National Framework for Canada's Network of Marine Protected Areas
Table of Contents
- Complete Text
- 1.0 Introduction
- 2.0 Vision
- 3.0 Network Goals
- 4.0 What is a Marine Protected Area?
- 5.0 Canada's Network of Marine Protected Areas
- 6.0 Bioregions for the National Network of Marine Protected Areas
- 7.0 Benefits and Costs of a Marine Protected Area Network
- 8.0 Guiding Principles
- 9.0 Network Design
- 10.0 Bioregional MPA Network Planning
- 11.0 Next Steps
- Annex 1: Glossary
- Annex 2: IUCN Guidelines
- Annex 3: Federal, Provincial and Territorial Legislation and Regulations Related to Marine Protected Areas and Related Conservation Measures
6. Bioregions for the National Network of Marine Protected Areas
The spatial planning framework for Canada's national network of MPAs is 13 ecologically defined bioregions that cover Canada's oceans and the Great Lakes (Figure 1).
Note that the geographic boundaries for biogregions have not been determined; the bioregion lines are only for general illustrative purposes.
Network planning in these bioregions will share a common foundation—including the vision, goals, principles, eligibility criteria, design and management approach included in this National Framework. Bioregions may be subdivided into smaller planning areas, but for simplicity, the general term “bioregional network planning” is used to encompass different scales of regional planning.
The 12 oceanic bioregions were identified through a national science advisory processFootnote 7 that considered oceanographic and bathymetric similarities, important factors in defining habitats and their species.

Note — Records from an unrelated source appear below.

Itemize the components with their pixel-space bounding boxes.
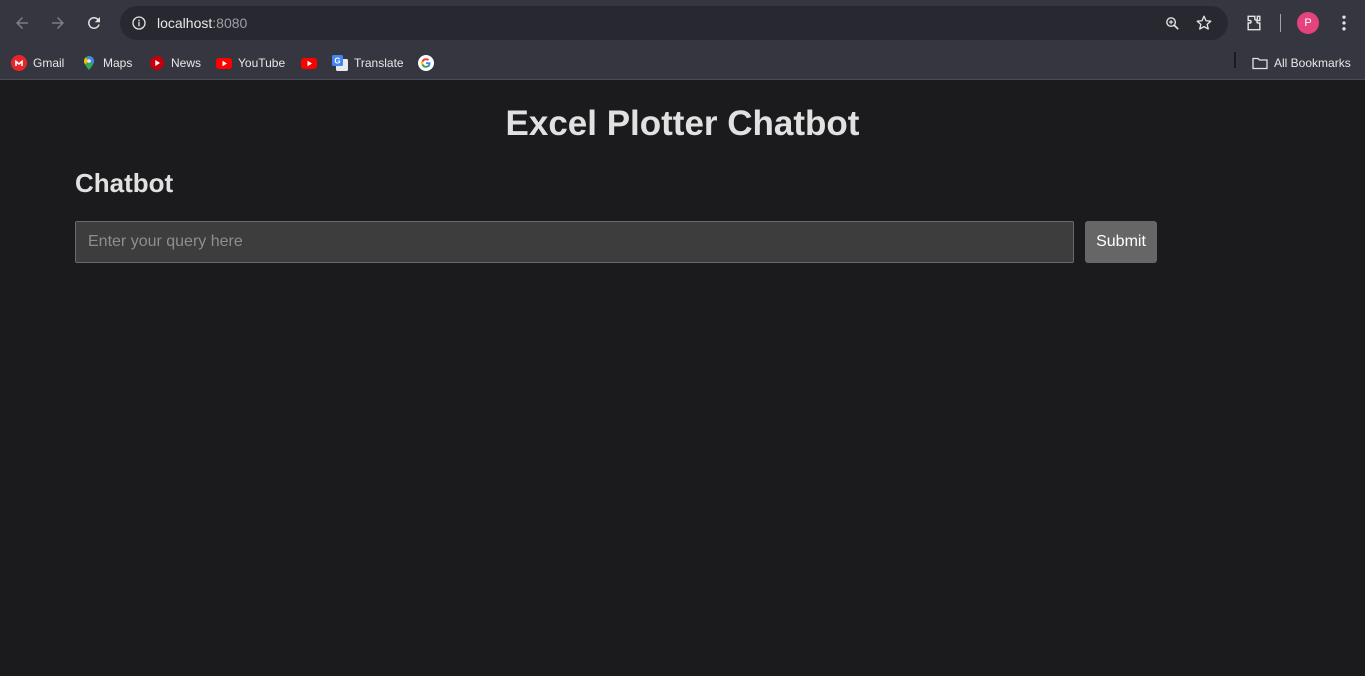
bookmark-youtube[interactable]: YouTube bbox=[216, 53, 285, 73]
browser-toolbar: localhost:8080 P bbox=[0, 0, 1365, 46]
zoom-icon[interactable] bbox=[1161, 12, 1183, 34]
bookmarks-divider bbox=[1234, 52, 1236, 68]
all-bookmarks-label: All Bookmarks bbox=[1274, 56, 1351, 70]
bookmark-translate[interactable]: G Translate bbox=[332, 53, 404, 73]
extensions-icon[interactable] bbox=[1242, 11, 1266, 35]
bookmark-youtube-2[interactable] bbox=[301, 53, 323, 73]
youtube-icon bbox=[216, 55, 232, 71]
google-icon bbox=[418, 55, 434, 71]
bookmark-label: Maps bbox=[103, 56, 133, 70]
all-bookmarks-folder[interactable]: All Bookmarks bbox=[1252, 53, 1351, 73]
address-bar[interactable]: localhost:8080 bbox=[120, 6, 1228, 40]
query-input[interactable] bbox=[75, 221, 1074, 263]
toolbar-divider bbox=[1280, 14, 1281, 32]
bookmark-gmail[interactable]: Gmail bbox=[11, 53, 64, 73]
url-host: localhost bbox=[157, 15, 213, 31]
profile-avatar[interactable]: P bbox=[1297, 12, 1319, 34]
reload-icon bbox=[88, 17, 100, 29]
svg-text:G: G bbox=[334, 57, 340, 66]
bookmark-label: Translate bbox=[354, 56, 404, 70]
bookmark-google[interactable] bbox=[418, 53, 440, 73]
url-text: localhost:8080 bbox=[157, 15, 247, 31]
maps-icon bbox=[81, 55, 97, 71]
site-info-icon[interactable] bbox=[129, 13, 149, 33]
bookmark-news[interactable]: News bbox=[149, 53, 201, 73]
youtube-icon bbox=[301, 55, 317, 71]
bookmarks-bar: Gmail Maps News YouTube G Translate All … bbox=[0, 46, 1365, 80]
bookmark-star-icon[interactable] bbox=[1193, 12, 1215, 34]
page-title: Excel Plotter Chatbot bbox=[505, 104, 860, 143]
gmail-icon bbox=[11, 55, 27, 71]
menu-kebab-icon[interactable] bbox=[1332, 11, 1356, 35]
forward-button[interactable] bbox=[44, 9, 72, 37]
translate-icon: G bbox=[332, 55, 348, 71]
bookmark-maps[interactable]: Maps bbox=[81, 53, 132, 73]
submit-button[interactable]: Submit bbox=[1085, 221, 1157, 263]
chatbot-section-title: Chatbot bbox=[75, 168, 174, 198]
news-icon bbox=[149, 55, 165, 71]
folder-icon bbox=[1252, 55, 1268, 71]
bookmark-label: News bbox=[171, 56, 202, 70]
bookmark-label: YouTube bbox=[238, 56, 286, 70]
bookmark-label: Gmail bbox=[33, 56, 65, 70]
forward-arrow-icon bbox=[52, 17, 64, 29]
back-arrow-icon bbox=[16, 17, 28, 29]
url-port: :8080 bbox=[212, 15, 248, 31]
reload-button[interactable] bbox=[80, 9, 108, 37]
back-button[interactable] bbox=[8, 9, 36, 37]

By ocean, the marine bioregions are:
- Atlantic Ocean (3) - the Scotian Shelf (which includes the Bay of Fundy/Gulf of Maine); the Newfoundland-Labrador Shelves; and the Gulf of St. Lawrence;
- Pacific Ocean (4) - the Northern Shelf; the Strait of Georgia; the Southern Shelf; and the Offshore Pacific;
- Arctic Ocean (5) - the Hudson Bay Complex; the Arctic Archipelago; the Arctic Basin; the Eastern Arctic; and the Western Arctic.
The Government of Canada has established five Large Ocean Management Areas, or LOMAs, to advance collaborative, integrated marine planning. They are the Pacific North Coast, Beaufort Sea, Gulf of St. Lawrence, Eastern Scotian Shelf, and Placentia Bay/ Grand Banks Integrated Management Areas (Figure 1). Ecosystem health and economic development issues within the LOMA boundaries are addressed and suitably managed through comprehensive Integrated Oceans Management (IOM) governance processes (see Section 10.1). Since LOMAs were defined based on a blend of ecological and administrative considerations and pre-date the bioregions, most encompass more than one bioregion. Only the Pacific North Shelf and the Gulf of St. Lawrence bioregions generally conform to their associated LOMAs. Section 10.1 describes how LOMA governance bodies can be used to facilitate MPA network planning.